I noticed that everytime my hedgehog is done pooping, she tries to cover it up with bedding. If there isnt bedding, she will start scratching the floor in an attemp to cover it up. Does anyone elses hedgehog do this strange behavior? I find it cute =)


----------



## sagesmommy (Sep 25, 2008)

That is cute! Mine just keeps walking! I do not know if this is normal or not , but I don't see how it could be harmful.


----------



## Nancy (Aug 22, 2008)

I have couple that will do that. Unfortunately, it's the ones who won't use any type of loose litter that they would be able to use to cover it. :?


----------



## smhufflepuff (Aug 28, 2008)

Heehee... mine does that when she's in my hands (I hold her over her litter box when she goes... she refuses to go in the box on her own).
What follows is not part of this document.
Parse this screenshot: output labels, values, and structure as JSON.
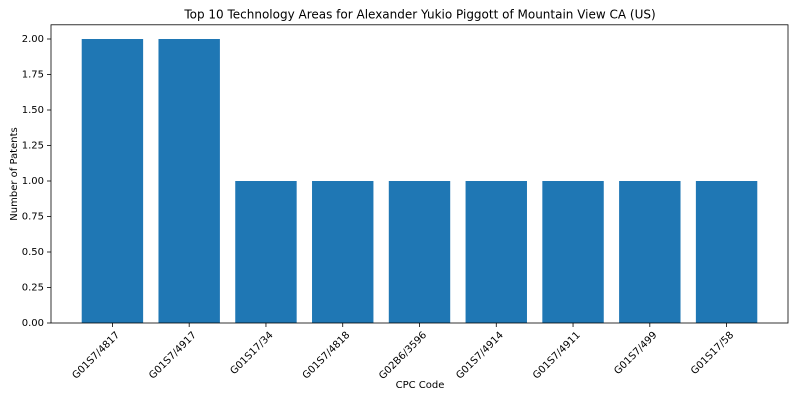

Poop, poop, poop, dig on hedgiemommy's hands, run from one hand to the next... It is cute.

I had always figured it was because she was treating my hands like her wheel and wanted the "wheel" to start up again so she could run after she was done. But now I'm thinking maybe it's reflecting an instinct to scratch at the ground where the dirt is supposed to be to try and cover her waste. Ohhh... my tiny prickly puppy


----------